Thursday, 18 April 2024

Select Committee on Housing, Planning and Local Government

Planning and Development Bill 2023: Committee Stage (Resumed)

Photo of Eoin Ó BroinEoin Ó Broin (Dublin Mid West, Sinn Fein) | Oireachtas source

I will get to that. That was the second point the Minister of State made. It is interesting that the Government now says it does not anticipate any reduction in the number of judicial reviews. In some sense, that tallies with the legal opinions received by this committee that the Bill is likely to increase the number.

The Minister of State spoke about quicker processing times. I will ask a simple question. What was the average processing time of a planning-related judicial review in the past year or two? On average, how much time will the measures the Minister of State has set out and tried to justify in the Bill knock off that? How much time will we save by, for example, deleting the leave stage? The public and the committee have a right to know whether there is analysis that shows it has taken X amount of time in the past 12 to 24 months and that these changes will reduce that time on average. That is what we were told about SHDs, but it did not work out that way.

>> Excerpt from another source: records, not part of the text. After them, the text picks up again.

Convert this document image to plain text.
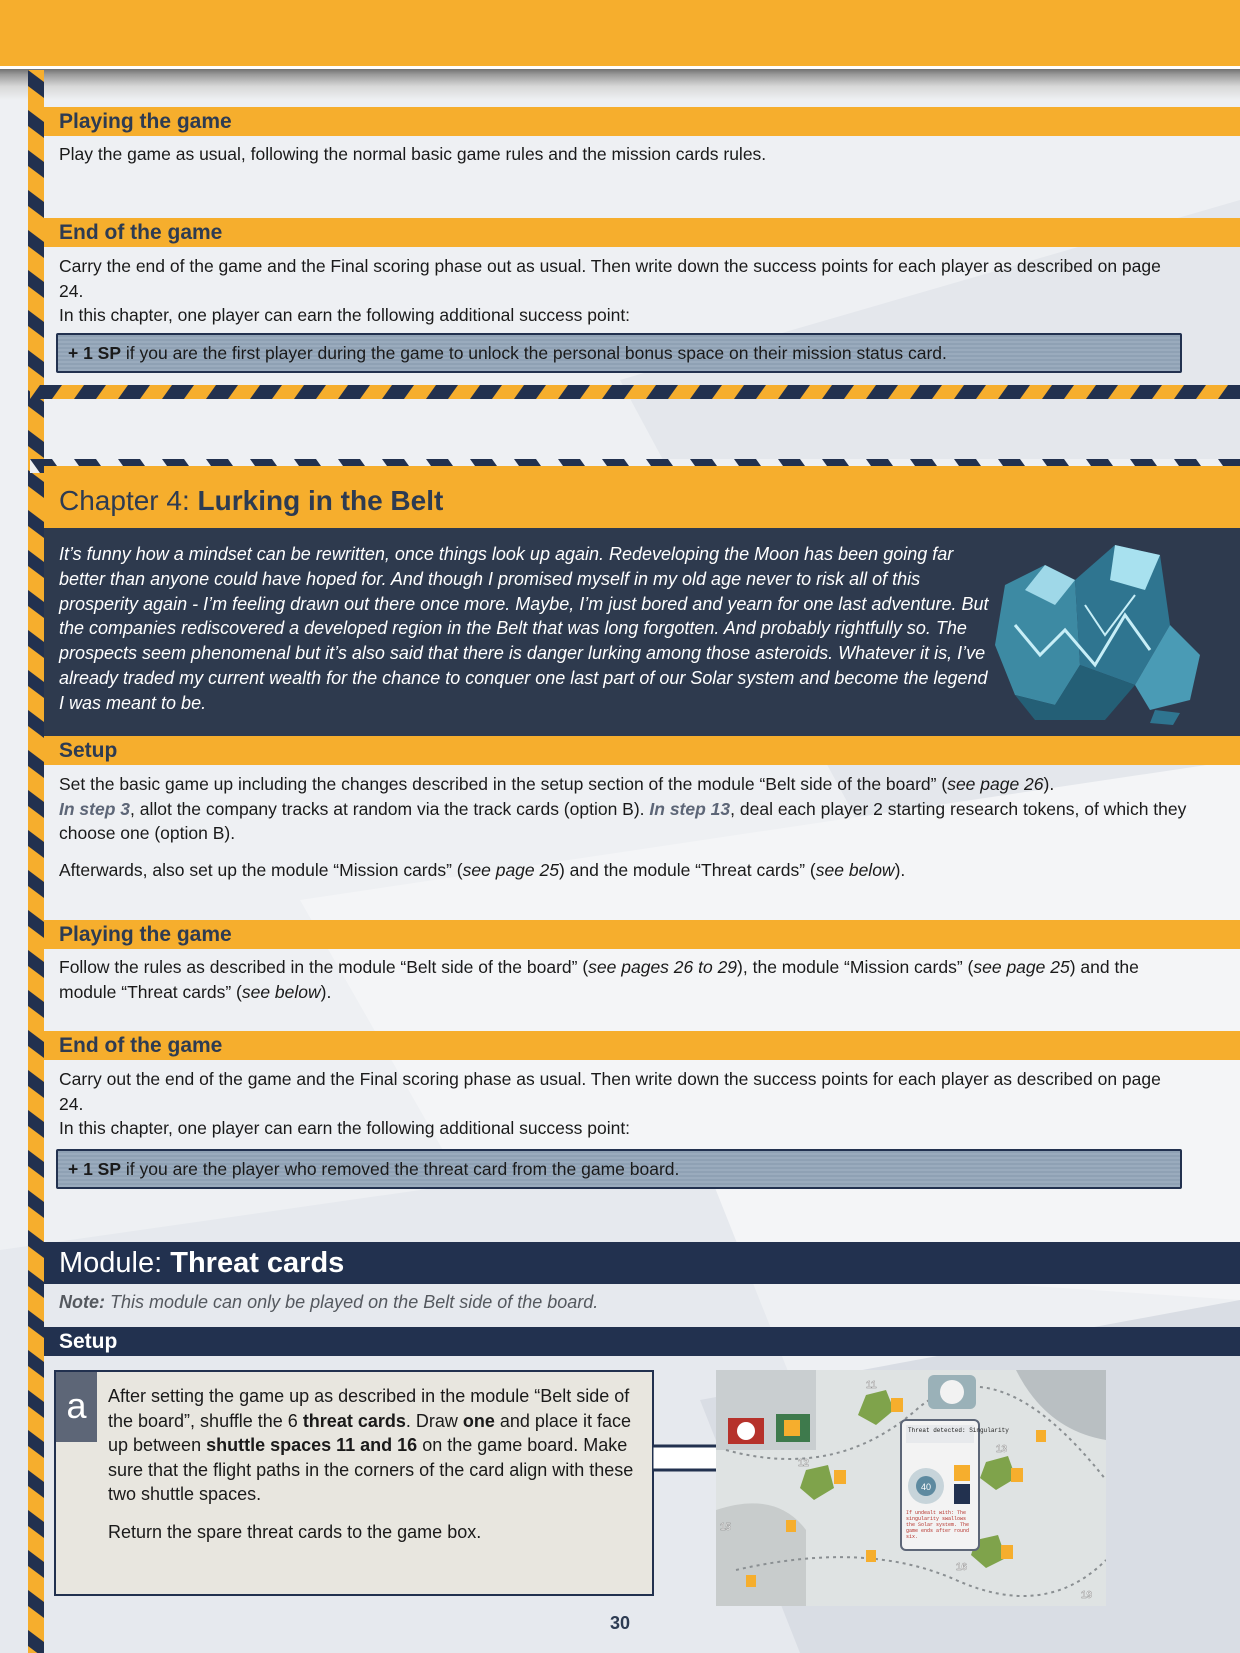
Playing the game

Play the game as usual, following the normal basic game rules and the mission cards rules.

End of the game

Carry the end of the game and the Final scoring phase out as usual. Then write down the success points for each player as described on page 24.
In this chapter, one player can earn the following additional success point:

+ 1 SP if you are the first player during the game to unlock the personal bonus space on their mission status card.
Chapter 4: Lurking in the Belt

It’s funny how a mindset can be rewritten, once things look up again. Redeveloping the Moon has been going far better than anyone could have hoped for. And though I promised myself in my old age never to risk all of this prosperity again - I’m feeling drawn out there once more. Maybe, I’m just bored and yearn for one last adventure. But the companies rediscovered a developed region in the Belt that was long forgotten. And probably rightfully so. The prospects seem phenomenal but it’s also said that there is danger lurking among those asteroids. Whatever it is, I’ve already traded my current wealth for the chance to conquer one last part of our Solar system and become the legend I was meant to be.

Setup

Set the basic game up including the changes described in the setup section of the module “Belt side of the board” (see page 26).
In step 3, allot the company tracks at random via the track cards (option B). In step 13, deal each player 2 starting research tokens, of which they choose one (option B).

Afterwards, also set up the module “Mission cards” (see page 25) and the module “Threat cards” (see below).

Playing the game

Follow the rules as described in the module “Belt side of the board” (see pages 26 to 29), the module “Mission cards” (see page 25) and the module “Threat cards” (see below).

End of the game

Carry out the end of the game and the Final scoring phase as usual. Then write down the success points for each player as described on page 24.
In this chapter, one player can earn the following additional success point:

+ 1 SP if you are the player who removed the threat card from the game board.
Module: Threat cards
Note: This module can only be played on the Belt side of the board.
Setup
a	After setting the game up as described in the module “Belt side of the board”, shuffle the 6 threat cards. Draw one and place it face up between shuttle spaces 11 and 16 on the game board. Make sure that the flight paths in the corners of the card align with these two shuttle spaces.

Return the spare threat cards to the game box.

Threat detected: Singularity
40
If undealt with: The singularity swallows the Solar system. The game ends after round six.
11
12
13
15
16
19
30
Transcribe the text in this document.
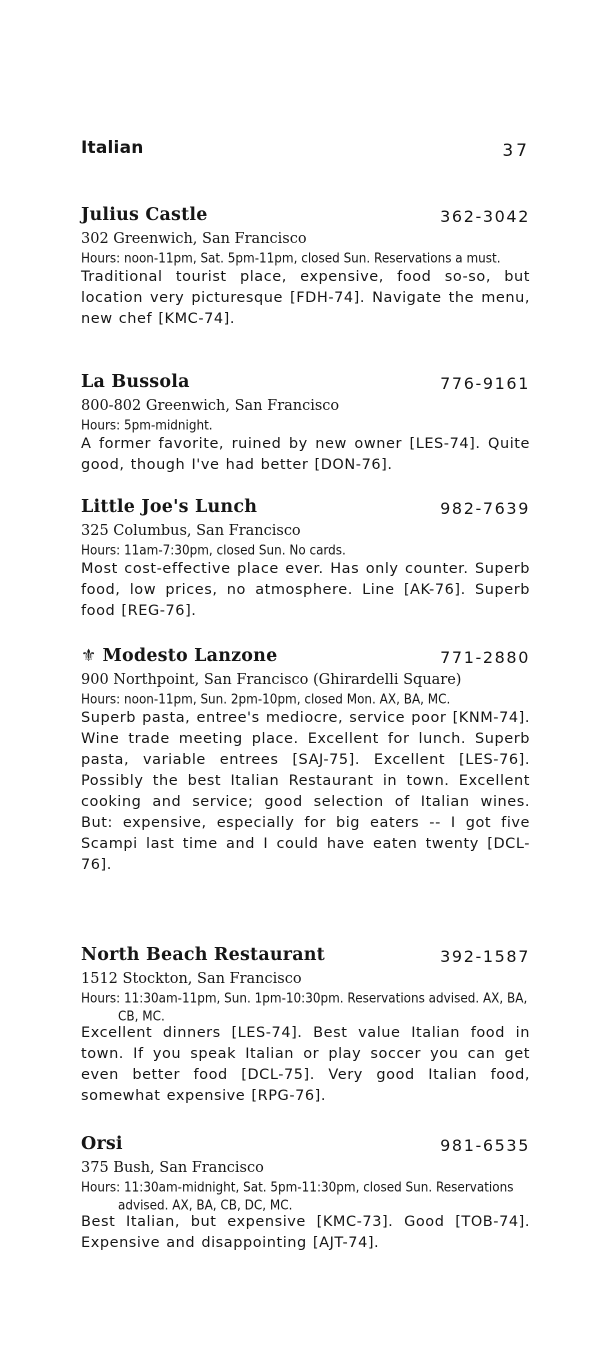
Italian	37
Julius Castle	362-3042
302 Greenwich, San Francisco
Hours: noon-11pm, Sat. 5pm-11pm, closed Sun. Reservations a must.
Traditional tourist place, expensive, food so-so, but location very picturesque [FDH-74]. Navigate the menu, new chef [KMC-74].
La Bussola	776-9161
800-802 Greenwich, San Francisco
Hours: 5pm-midnight.
A former favorite, ruined by new owner [LES-74]. Quite good, though I've had better [DON-76].
Little Joe's Lunch	982-7639
325 Columbus, San Francisco
Hours: 11am-7:30pm, closed Sun. No cards.
Most cost-effective place ever. Has only counter. Superb food, low prices, no atmosphere. Line [AK-76]. Superb food [REG-76].
⚜ Modesto Lanzone	771-2880
900 Northpoint, San Francisco (Ghirardelli Square)
Hours: noon-11pm, Sun. 2pm-10pm, closed Mon. AX, BA, MC.
Superb pasta, entree's mediocre, service poor [KNM-74]. Wine trade meeting place. Excellent for lunch. Superb pasta, variable entrees [SAJ-75]. Excellent [LES-76]. Possibly the best Italian Restaurant in town. Excellent cooking and service; good selection of Italian wines. But: expensive, especially for big eaters -- I got five Scampi last time and I could have eaten twenty [DCL-76].
North Beach Restaurant	392-1587
1512 Stockton, San Francisco
Hours: 11:30am-11pm, Sun. 1pm-10:30pm. Reservations advised. AX, BA, CB, MC.
Excellent dinners [LES-74]. Best value Italian food in town. If you speak Italian or play soccer you can get even better food [DCL-75]. Very good Italian food, somewhat expensive [RPG-76].
Orsi	981-6535
375 Bush, San Francisco
Hours: 11:30am-midnight, Sat. 5pm-11:30pm, closed Sun. Reservations advised. AX, BA, CB, DC, MC.
Best Italian, but expensive [KMC-73]. Good [TOB-74]. Expensive and disappointing [AJT-74].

Is that analysis there? Is it a kind of guess that if we get rid of the leave stage, between the jigs and the reels, the processing time may be shorter? Is there something hard and concrete to tell us, as the Minister of State said, that the status quois not sustainable and is taking this amount of time on average but, under the new and improved, whiter than whiter regime, it will save this amount of time? That is the kind of analysis we are looking for.

The Minister of State referred to costs. He indicated that we will have no idea what those might look like for another three months. Will he tell us, as explicitly as possible, what the cost regime and the legal aid system will be like? There is currently no clarity or certainty for anybody with respect to that. The Minister of State is asking us to take a punt in faith to dispense with the clarity provided by the Heather Hill case and, again, I am not saying that is perfect and could not be reformed, for a regime that has yet to be actually decided, defined or costed.